– В делах слово индусы держат крепко, что моголы, что идолопоклонники. Чужого похищать не расположены и завидовать никому не имеют нужды, однако правитель Тагора, – по-русски сообщил Бушуев, – таково ожесточен против инглишей, что готов покровительства искать даже и в самых дальних далях! Так что ты не думай, что они тут все инглишам задницу готовы лизать. Ежели мы не растеряемся, много чего можно к рукам прибрать! Одна незадача: больно далеко. Англичане – они что? Они без чужих земель нищие, босые. Они тут уже сколько лет кормятся. А у нас, конечно, своему добру предела нет. Туркестан, Хива, Кавказ – это ведь какая сокровищница! Однако же и здесь… Голконда!

Он значительно покрутил головой. Тут Реджинальд пробудился от своей задумчивости и не без подозрительности попросил осведомить его, о чем шла речь.

– Да вот, учу молодого человека уму-разуму, – не сморгнув, отоврался Бушуев, – говорю, дерево битре, тик по-вашему, очень уж богатую древесину имеет! С прожилками, а глянец на нее легко наводится. Изумишься, когда увидишь стол из битре или, скажем, шкаф. Никакому древоточцу этой древесины не взять, никакому червяку. Вот бы в Россию этого битре навезти, я смекаю!

– Хорошее дело, – пряча улыбку, согласился Василий. – Однако же в дереве я мало что смыслю. Вот оружие – это да! Фугетта, карга…
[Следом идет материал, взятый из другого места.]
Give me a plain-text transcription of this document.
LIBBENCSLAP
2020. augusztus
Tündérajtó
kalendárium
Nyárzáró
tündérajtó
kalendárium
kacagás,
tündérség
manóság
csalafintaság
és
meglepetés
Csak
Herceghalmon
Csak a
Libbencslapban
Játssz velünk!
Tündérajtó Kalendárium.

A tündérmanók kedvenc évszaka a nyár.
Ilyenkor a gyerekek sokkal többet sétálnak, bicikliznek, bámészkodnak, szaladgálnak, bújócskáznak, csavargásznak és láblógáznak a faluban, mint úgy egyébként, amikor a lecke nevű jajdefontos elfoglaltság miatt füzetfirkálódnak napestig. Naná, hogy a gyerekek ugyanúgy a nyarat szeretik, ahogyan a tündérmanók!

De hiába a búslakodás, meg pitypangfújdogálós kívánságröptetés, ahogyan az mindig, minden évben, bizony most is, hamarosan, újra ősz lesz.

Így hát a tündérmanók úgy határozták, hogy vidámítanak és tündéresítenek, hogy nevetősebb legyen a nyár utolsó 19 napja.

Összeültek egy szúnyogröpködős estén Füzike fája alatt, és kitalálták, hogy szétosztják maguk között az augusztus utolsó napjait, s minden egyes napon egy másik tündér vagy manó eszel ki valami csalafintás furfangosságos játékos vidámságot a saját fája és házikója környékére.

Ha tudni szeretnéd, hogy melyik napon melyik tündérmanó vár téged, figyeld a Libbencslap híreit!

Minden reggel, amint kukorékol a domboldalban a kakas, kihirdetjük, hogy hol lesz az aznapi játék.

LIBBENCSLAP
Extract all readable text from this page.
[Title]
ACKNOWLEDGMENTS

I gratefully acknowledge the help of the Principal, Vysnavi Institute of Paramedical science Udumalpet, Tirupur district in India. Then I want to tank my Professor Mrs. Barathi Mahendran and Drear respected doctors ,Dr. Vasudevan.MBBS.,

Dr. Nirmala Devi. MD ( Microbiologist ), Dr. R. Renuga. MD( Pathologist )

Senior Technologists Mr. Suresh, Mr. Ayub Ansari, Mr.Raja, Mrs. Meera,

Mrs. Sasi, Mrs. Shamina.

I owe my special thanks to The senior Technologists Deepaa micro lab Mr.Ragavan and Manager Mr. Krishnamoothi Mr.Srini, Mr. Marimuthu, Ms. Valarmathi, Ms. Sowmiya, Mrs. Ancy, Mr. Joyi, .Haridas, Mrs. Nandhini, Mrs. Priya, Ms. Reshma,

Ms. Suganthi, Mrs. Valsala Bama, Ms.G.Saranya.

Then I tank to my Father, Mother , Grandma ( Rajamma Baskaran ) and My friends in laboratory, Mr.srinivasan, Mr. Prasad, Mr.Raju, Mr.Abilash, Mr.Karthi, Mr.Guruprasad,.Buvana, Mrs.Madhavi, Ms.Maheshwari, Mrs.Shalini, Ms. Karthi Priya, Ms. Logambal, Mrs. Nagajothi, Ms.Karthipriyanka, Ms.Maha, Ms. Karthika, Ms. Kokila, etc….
– А где же мисс Барбара? Неужто мы будем лишены удовольствия видеться с нею нынче? – внезапно перебил его Реджинальд, и Василий наконец понял, кого так нетерпеливо высматривал его приятель. Сам он начисто позабыл и о дочери бушуевской, и о ее свирепых пристрастиях, а потому почувствовал, как благостное – ну будто дома! – настроение его при упоминании этого имени развеялось словно дым, оставив по себе лишь горький привкус. Какое уж там удовольствие!

Похоже, впрочем, было, что не одного его огорчил неожиданный вопрос Реджинальда. Миловидное лицо Марьи Лукиничны пошло пятнами, она даже ладонь прижала к губам, как бы призывая к молчанию, однако было уже поздно.

Физиономия Бушуева приняла до того ошарашенный вид, словно его из-за угла стукнули по голове чем-то весьма и весьма увесистым – может быть, сделанным из этого самого дерева битре. И Василий внезапно понял, что застолье и общение с земляком настолько разнежили купца, что он ощутил себя внезапно низвергнутым с небес на землю. Странно, что такое действие произвело упоминание о единственной и любимой дочери, однако если то, что нынче узнали о ней Реджинальд и Василий, правда, то неудивительно, что у отца при одном имени ее глаза на лоб лезут!

И это еще очень скромно было сказано…


– Где Варька? – хрипло повторил Бушуев, приподнимаясь из-за стола и вперяя в сестру такой испепеляющий взор, что несчастная женщина затряслась как в лихорадке. – Где, любопытствуете, эта вертихвостка? Вы вон ее спросите, потатчицу! Избаловала девку вконец, начисто она от рук отбилась! Да ее мать-покойница, ангел, небось в гробу переворачивается, глядючи на сию анчутку! Сладу с ней никакого нет! Вот увидишь ты у меня: как воротится – запорю, запорю, и весь сказ! А до дому доберемся – в монастырь отдам! Под клобук упрячу, своевольницу! – И рука Бушуева при этом сделала такой размашистый жест, словно сжимала плеть, а перед нею была простерта такая-сякая дочь Варька… или, на худой конец, тюк с кашемиром.

Так вот за что досталось кашемиру, осенило вдруг Василия! Очевидно, Петр Лукич был таково расстроен каким-то проступком дочери (может быть, истязанием безвинной рабыни), что, за отсутствием Варвары, выместил злобу на том, что под руку попалось.